Center for Integrative Brain Research, Seattle Children's Research Institute, Seattle, WA, USA; Department of Pediatrics, University of Washington School of Medicine, Seattle, WA, USA; Graduate Program in Neuroscience, University of Washington, Seattle, WA, USA.
Trends Neurosci. 2020 Apr;43(4):227-241. doi: 10.1016/j.tins.2020.01.009. Epub 2020 Feb 22.

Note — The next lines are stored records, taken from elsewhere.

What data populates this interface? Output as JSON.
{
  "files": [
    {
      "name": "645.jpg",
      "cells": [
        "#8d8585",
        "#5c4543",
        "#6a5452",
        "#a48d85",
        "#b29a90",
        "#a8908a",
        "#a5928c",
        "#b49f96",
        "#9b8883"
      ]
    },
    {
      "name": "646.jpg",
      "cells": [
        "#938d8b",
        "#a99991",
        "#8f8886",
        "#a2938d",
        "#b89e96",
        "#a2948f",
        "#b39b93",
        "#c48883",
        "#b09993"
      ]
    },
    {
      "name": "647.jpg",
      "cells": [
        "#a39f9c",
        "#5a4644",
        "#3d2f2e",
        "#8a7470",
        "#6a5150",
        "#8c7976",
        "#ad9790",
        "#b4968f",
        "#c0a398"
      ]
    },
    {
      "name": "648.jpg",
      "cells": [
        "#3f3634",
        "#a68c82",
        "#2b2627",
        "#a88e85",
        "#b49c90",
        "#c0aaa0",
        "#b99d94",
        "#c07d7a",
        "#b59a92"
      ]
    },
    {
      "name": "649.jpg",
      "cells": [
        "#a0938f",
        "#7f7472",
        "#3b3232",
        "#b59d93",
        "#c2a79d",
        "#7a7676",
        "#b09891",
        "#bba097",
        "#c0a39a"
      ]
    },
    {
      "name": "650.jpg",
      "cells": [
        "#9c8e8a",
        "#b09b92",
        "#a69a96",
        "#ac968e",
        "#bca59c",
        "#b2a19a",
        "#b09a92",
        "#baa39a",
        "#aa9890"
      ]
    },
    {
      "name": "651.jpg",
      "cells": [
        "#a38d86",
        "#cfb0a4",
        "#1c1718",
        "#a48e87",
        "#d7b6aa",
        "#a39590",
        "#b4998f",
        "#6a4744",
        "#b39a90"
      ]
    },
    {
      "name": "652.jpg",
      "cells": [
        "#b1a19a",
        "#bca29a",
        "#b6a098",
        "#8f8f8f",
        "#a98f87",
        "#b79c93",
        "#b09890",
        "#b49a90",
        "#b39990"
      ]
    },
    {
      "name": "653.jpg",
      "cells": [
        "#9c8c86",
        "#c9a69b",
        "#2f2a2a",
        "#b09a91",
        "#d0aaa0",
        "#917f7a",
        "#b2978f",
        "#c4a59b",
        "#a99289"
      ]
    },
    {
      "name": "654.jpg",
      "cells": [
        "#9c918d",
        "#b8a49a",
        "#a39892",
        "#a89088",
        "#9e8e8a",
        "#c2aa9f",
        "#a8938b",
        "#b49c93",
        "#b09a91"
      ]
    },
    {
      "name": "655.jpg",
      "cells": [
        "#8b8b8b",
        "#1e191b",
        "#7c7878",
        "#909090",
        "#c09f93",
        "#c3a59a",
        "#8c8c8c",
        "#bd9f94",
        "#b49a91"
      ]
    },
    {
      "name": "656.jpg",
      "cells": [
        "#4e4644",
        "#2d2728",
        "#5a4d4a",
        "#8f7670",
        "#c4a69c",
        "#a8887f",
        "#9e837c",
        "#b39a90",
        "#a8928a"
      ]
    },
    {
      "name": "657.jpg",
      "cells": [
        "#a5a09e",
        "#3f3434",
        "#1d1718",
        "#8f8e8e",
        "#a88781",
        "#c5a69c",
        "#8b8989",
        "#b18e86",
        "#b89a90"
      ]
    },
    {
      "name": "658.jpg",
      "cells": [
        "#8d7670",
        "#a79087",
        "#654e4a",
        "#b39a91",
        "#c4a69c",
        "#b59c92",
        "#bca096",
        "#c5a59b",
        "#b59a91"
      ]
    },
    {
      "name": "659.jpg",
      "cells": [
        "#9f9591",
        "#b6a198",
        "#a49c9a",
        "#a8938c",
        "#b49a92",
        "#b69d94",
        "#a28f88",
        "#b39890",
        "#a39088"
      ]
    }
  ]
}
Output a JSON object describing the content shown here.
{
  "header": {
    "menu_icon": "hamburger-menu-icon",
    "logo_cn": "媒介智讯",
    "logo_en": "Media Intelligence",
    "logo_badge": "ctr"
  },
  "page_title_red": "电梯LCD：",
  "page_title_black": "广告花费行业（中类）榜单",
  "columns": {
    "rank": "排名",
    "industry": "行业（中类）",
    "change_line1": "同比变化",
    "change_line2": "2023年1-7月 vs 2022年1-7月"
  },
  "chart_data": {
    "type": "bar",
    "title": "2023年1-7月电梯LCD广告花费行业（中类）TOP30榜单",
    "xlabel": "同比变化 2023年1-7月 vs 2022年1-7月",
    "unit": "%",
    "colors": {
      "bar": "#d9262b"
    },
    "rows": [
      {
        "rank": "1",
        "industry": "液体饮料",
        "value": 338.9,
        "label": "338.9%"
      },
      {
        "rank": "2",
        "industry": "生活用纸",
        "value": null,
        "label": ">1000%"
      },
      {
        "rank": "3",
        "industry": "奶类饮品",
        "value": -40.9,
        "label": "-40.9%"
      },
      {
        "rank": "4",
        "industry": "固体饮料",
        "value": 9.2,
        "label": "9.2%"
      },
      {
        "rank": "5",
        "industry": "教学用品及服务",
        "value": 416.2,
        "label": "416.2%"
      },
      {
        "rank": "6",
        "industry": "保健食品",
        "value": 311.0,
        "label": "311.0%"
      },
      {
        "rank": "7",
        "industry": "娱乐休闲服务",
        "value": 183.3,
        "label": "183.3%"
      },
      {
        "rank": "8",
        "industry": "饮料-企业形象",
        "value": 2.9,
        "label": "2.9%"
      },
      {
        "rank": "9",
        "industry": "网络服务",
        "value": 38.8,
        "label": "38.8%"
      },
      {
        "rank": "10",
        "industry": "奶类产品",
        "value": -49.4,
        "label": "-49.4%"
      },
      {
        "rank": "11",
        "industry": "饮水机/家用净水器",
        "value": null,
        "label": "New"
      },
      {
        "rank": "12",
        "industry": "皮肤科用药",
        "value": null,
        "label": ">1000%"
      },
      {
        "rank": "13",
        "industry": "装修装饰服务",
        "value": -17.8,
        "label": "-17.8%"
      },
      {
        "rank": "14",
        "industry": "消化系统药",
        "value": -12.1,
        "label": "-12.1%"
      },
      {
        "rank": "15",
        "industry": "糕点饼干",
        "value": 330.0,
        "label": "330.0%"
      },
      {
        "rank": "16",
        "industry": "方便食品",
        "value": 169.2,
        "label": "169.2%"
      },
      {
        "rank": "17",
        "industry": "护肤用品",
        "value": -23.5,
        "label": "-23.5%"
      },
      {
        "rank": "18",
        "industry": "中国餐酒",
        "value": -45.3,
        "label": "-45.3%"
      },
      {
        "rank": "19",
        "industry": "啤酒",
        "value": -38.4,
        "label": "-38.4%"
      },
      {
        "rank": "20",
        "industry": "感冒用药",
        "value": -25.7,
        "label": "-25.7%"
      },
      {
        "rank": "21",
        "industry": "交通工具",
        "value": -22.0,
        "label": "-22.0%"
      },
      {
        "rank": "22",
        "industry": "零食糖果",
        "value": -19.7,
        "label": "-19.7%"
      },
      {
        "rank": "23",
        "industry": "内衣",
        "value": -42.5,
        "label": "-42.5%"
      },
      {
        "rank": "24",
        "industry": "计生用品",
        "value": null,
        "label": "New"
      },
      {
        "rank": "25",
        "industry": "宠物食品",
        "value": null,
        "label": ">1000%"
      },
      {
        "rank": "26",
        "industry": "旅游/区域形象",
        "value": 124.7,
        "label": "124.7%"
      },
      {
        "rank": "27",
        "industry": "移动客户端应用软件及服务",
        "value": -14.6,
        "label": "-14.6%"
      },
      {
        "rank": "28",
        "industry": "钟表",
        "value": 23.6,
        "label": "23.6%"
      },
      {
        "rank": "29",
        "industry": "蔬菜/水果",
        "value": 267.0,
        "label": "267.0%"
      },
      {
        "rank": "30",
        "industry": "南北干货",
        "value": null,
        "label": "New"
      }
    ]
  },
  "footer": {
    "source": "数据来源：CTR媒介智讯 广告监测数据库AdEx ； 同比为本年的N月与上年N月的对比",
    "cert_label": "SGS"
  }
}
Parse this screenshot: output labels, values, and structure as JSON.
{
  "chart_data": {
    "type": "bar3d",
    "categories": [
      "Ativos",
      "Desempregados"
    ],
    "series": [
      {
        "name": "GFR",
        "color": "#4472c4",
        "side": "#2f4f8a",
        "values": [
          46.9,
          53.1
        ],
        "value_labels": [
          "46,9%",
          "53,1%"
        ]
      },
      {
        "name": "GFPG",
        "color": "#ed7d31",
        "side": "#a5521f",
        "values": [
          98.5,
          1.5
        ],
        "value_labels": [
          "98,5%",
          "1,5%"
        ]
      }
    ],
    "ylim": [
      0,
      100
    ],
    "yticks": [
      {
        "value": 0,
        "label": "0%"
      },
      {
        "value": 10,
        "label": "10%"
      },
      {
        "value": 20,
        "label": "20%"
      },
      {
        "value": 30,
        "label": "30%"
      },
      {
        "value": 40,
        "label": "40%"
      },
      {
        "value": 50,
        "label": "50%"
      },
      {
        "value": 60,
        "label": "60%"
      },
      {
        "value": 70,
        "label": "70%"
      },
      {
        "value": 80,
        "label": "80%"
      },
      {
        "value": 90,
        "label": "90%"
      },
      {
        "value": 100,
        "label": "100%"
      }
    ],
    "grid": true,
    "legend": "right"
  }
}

Genes that are mutated in Autism Spectrum Disorders (ASD) can be classified broadly as either synaptic or developmental. But what if this is a false distinction? A recent spate of publications has provided evidence for developmental mechanisms that rely on neural activity for proper cortical development. Conversely, a growing body of evidence indicates a role for developmental mechanisms, particularly chromatin remodeling, during learning or in response to neural activity. Here, we review these recent publications and propose a model in which genes that confer ASD risk operate in signal transduction networks critical for both cortical development and synaptic homeostasis.
在自闭症谱系障碍(ASD)中发生突变的基因可以大致分为突触或发育相关。但如果这是一种错误的区分呢?最近的一系列出版物提供了证据,证明了依赖神经活动的发育机制对于皮质的正常发育是必要的。相反,越来越多的证据表明,发育机制,特别是染色质重塑,在学习或对神经活动的反应中发挥作用。在这里,我们回顾这些最近的出版物,并提出一个模型,即在自闭症风险相关的基因在信号转导网络中起作用,该网络对皮质发育和突触稳态都至关重要。